Energy consumption throughout the day is relatively uniform (except for sport), so 104 calories per hour.

The math works out to:

(((430 calories) / (104 calories / hour)) / 25 people) * 1/60 hour ~ 10 minutes / people

So for every request to GPT-4, we could put our 25 doctorate students to work for 10 minutes to devise an answer. Having 25 doctorate students agree on a response is unlikely, but the equation is pretty mind-boggling.

OpenAI has claimed GPT-5 will reach PhD-level intelligence. Thus, every request could be equated with 25 PhD students working 10 minutes for you. Now that is a number one can let sink in.

On a more serious note

The consumption presented here is a guestimate based on available data and comes backed in with two assumptions:

  1. our PhD students don’t travel etc - also, they’re American (other countries have much lower energy estimates)
  2. GPT-4 and GPT-5 will be more energy intensive (but with advances in chips they may not need to be)

However, I think it gives a much better feeling of what exactly is our quality standard for an LLM.

If I put 25 PhD students to work, I expect them not to hallucinate, simply. On the other hand, if we believe the marketing around LLM, if we put the same amount of energy into an LLM, its not as tragic.

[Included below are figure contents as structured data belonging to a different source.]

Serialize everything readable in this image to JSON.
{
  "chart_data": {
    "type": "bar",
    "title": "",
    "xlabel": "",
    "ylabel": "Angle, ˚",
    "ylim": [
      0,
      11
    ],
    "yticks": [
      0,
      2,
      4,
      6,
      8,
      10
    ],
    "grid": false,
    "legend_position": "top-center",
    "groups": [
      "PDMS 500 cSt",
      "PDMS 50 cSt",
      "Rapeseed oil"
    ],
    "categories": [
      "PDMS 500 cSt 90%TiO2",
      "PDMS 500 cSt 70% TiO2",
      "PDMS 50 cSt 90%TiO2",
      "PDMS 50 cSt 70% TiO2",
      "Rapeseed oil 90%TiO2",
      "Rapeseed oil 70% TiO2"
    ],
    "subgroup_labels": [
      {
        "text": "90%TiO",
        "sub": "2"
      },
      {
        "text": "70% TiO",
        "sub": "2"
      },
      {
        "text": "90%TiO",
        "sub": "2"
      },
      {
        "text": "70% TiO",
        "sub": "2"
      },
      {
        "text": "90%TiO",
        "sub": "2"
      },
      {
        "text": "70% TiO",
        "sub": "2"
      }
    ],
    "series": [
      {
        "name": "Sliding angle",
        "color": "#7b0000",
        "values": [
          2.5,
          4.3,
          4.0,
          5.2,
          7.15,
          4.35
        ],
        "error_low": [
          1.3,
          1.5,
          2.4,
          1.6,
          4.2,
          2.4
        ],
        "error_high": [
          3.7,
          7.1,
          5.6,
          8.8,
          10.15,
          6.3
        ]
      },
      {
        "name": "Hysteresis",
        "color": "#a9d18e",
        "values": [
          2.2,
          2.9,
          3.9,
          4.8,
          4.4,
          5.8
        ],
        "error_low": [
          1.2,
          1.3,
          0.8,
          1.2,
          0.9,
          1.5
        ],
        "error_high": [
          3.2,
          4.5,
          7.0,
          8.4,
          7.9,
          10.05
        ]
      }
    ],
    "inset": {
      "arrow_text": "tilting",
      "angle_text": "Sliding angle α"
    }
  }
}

That’s why it is important to spell out energy consumption in a currency we understood (such as human labour hours), rather than an abstract quantity (such as kWh).

References

Age Distribution of Doctorate Recipients U.S. 2021 | Statista — Statista.com.” https://www.statista.com/statistics/240152/age-distribution-of-us-doctorate-recipients/.
Average Family Size in the U.S. 1960-2022 | Statista — Statista.com.” https://www.statista.com/statistics/183657/average-size-of-a-family-in-the-us/#:~:text=As%20of%202021%2C%20the%20U.S.,18%20living%20in%20the%20household.
Frequently Asked Questions (FAQs) - U.S. Energy Information Administration (EIA) — Eia.gov.” https://www.eia.gov/tools/faqs/faq.php?id=97&t=3.
Khowaja, Sunder Ali, Parus Khuwaja, Kapal Dev, Weizheng Wang, and Lewis Nkenyereye. 2024. “Chatgpt Needs Spade (Sustainability, Privacy, Digital Divide, and Ethics) Evaluation: A Review.” Cognitive Computation, 1–23.